But in the end I must to look in that way. Am I not pretty enough for myself or for other or I only me think that I'm not enough pretty for other. Because my mum say to me, that I'm fat and I'm not pretty I think that I'm not pretty, but what is being pretty?
I forgive myself that I have not accepted and allowed myself to see myself pretty. When and as I don't see myself pretty, I stop and breath. I realise that I'm pretty, because being pretty is not being beautiful, only feel good in my body. I commit myself that I accept myself like I am.
I forgive myself that I have not accepted and allowed myself to see my body like it is with all fat and problems and still think that I'm beautiful. When and as I don't see my body like it is with all fat and problems and still think I'm beautiful, I stop and breath. I realise that beauty is accept all problems in my body and accept my body like it is and feel beauty in it. I commit myself that I accept my bod like it is.

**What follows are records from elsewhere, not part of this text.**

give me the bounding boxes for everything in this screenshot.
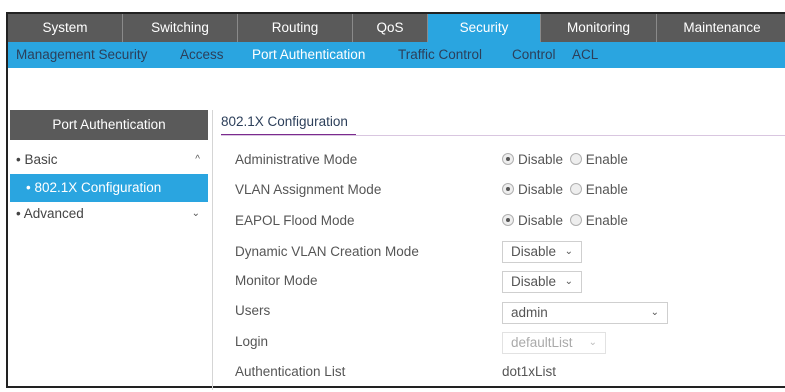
subnav-acl[interactable]: ACL [572, 42, 598, 68]
chevron-down-icon: ⌄ [588, 337, 597, 348]
sub-nav: Management Security Access Port Authenti… [8, 42, 785, 68]
radio-label-disable: Disable [518, 213, 564, 228]
vlan-assignment-mode-radio-group: Disable Enable [502, 180, 628, 200]
administrative-mode-radio-group: Disable Enable [502, 150, 628, 170]
chevron-down-icon[interactable]: ⌄ [192, 200, 200, 228]
vlan-assignment-mode-label: VLAN Assignment Mode [235, 182, 382, 197]
vlan-assignment-mode-enable-radio[interactable] [569, 183, 582, 195]
vlan-assignment-mode-disable-radio[interactable] [502, 183, 514, 195]
subnav-port-authentication[interactable]: Port Authentication [252, 42, 365, 68]
monitor-mode-select[interactable]: Disable ⌄ [502, 271, 582, 293]
app-frame: System Switching Routing QoS Security Mo… [6, 12, 785, 390]
radio-label-enable: Enable [585, 182, 628, 197]
subnav-management-security[interactable]: Management Security [16, 42, 147, 68]
dynamic-vlan-creation-mode-select[interactable]: Disable ⌄ [502, 241, 582, 263]
tab-routing[interactable]: Routing [238, 14, 353, 42]
sidebar-item-label: • Advanced [16, 206, 84, 221]
authentication-list-value: dot1xList [502, 364, 557, 379]
tab-switching[interactable]: Switching [123, 14, 238, 42]
login-label: Login [235, 334, 269, 349]
subnav-traffic-control[interactable]: Traffic Control [398, 42, 482, 68]
administrative-mode-label: Administrative Mode [235, 152, 358, 167]
chevron-up-icon[interactable]: ^ [195, 146, 200, 174]
select-value: admin [511, 305, 548, 320]
select-value: Disable [511, 244, 557, 259]
tab-security[interactable]: Security [428, 14, 541, 42]
administrative-mode-enable-radio[interactable] [569, 153, 582, 165]
radio-label-enable: Enable [585, 152, 628, 167]
login-select: defaultList ⌄ [502, 332, 606, 354]
radio-label-disable: Disable [518, 182, 564, 197]
sidebar-item-8021x-configuration[interactable]: • 802.1X Configuration [10, 174, 208, 202]
eapol-flood-mode-label: EAPOL Flood Mode [235, 213, 355, 228]
radio-label-disable: Disable [518, 152, 564, 167]
eapol-flood-mode-radio-group: Disable Enable [502, 211, 628, 231]
sidebar: Port Authentication • Basic ^ • 802.1X C… [8, 110, 213, 390]
tab-maintenance[interactable]: Maintenance [657, 14, 785, 42]
chevron-down-icon: ⌄ [564, 246, 573, 257]
tab-system[interactable]: System [8, 14, 123, 42]
monitor-mode-label: Monitor Mode [235, 273, 318, 288]
eapol-flood-mode-disable-radio[interactable] [502, 214, 514, 226]
administrative-mode-disable-radio[interactable] [502, 153, 514, 165]
sidebar-item-label: • 802.1X Configuration [26, 180, 162, 195]
radio-label-enable: Enable [585, 213, 628, 228]
sidebar-title: Port Authentication [10, 110, 208, 140]
subnav-access[interactable]: Access [180, 42, 224, 68]
users-label: Users [235, 303, 271, 318]
top-nav: System Switching Routing QoS Security Mo… [8, 14, 785, 42]
dynamic-vlan-creation-mode-label: Dynamic VLAN Creation Mode [235, 244, 419, 259]
subnav-control[interactable]: Control [512, 42, 556, 68]
chevron-down-icon: ⌄ [650, 307, 659, 318]
sidebar-item-label: • Basic [16, 152, 58, 167]
sidebar-item-basic[interactable]: • Basic ^ [10, 146, 208, 174]
tab-monitoring[interactable]: Monitoring [541, 14, 657, 42]
tab-qos[interactable]: QoS [353, 14, 428, 42]
authentication-list-label: Authentication List [235, 364, 346, 379]
users-select[interactable]: admin ⌄ [502, 302, 668, 324]
select-value: defaultList [511, 335, 573, 350]
sidebar-item-advanced[interactable]: • Advanced ⌄ [10, 200, 208, 228]
title-divider [221, 135, 785, 136]
select-value: Disable [511, 274, 557, 289]
page-title: 802.1X Configuration [221, 110, 356, 136]
chevron-down-icon: ⌄ [564, 276, 573, 287]
eapol-flood-mode-enable-radio[interactable] [569, 214, 582, 226]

I forgive myself that I have accepted and allowed myself to listen other people that I'm so pretty or I'm not pretty. When and as I see myself to listen other people that I'm so pretty or I'm not pretty, I stop and breath. I realise that I must really see myself who really am and see myself how I really look like. I commit myself that I listen only myself to know how I look like.

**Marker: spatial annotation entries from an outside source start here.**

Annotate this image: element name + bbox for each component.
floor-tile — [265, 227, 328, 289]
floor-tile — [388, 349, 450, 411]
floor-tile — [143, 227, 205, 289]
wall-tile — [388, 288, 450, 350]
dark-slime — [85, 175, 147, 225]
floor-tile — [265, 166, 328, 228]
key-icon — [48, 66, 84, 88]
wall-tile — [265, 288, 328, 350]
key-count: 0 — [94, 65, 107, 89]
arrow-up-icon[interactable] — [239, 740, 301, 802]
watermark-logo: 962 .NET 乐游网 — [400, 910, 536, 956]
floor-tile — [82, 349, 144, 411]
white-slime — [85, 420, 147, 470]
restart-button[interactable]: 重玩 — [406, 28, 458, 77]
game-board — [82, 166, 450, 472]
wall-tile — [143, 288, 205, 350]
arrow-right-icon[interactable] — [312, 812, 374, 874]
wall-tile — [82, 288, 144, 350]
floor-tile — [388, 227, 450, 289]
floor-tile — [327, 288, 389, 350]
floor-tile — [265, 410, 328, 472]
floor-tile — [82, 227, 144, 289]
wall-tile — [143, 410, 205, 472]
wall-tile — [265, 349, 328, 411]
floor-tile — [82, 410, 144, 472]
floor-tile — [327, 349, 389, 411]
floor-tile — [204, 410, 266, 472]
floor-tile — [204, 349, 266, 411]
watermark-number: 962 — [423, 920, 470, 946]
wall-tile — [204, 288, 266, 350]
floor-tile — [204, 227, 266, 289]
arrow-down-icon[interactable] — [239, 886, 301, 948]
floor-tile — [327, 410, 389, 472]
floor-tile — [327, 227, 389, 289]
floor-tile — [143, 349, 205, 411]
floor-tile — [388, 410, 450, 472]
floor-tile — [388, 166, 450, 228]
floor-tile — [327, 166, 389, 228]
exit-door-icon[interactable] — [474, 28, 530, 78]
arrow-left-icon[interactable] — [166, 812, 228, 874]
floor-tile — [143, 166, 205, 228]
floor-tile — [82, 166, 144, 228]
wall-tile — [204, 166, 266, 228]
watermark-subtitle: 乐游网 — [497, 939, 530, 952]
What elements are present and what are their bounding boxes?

I forgive myself that I have accepted and allowed myself to think that I'm not pretty enough for other people and myself. When and as I see myself to think that I'm not pretty enough for other people and myself, I stop and breath. I realise that I must be pretty enough for myself and not look what other people think. I commit myself that I see how pretty I am and when I think differently I stop, breath and see beauty points on me that I'm proud on it.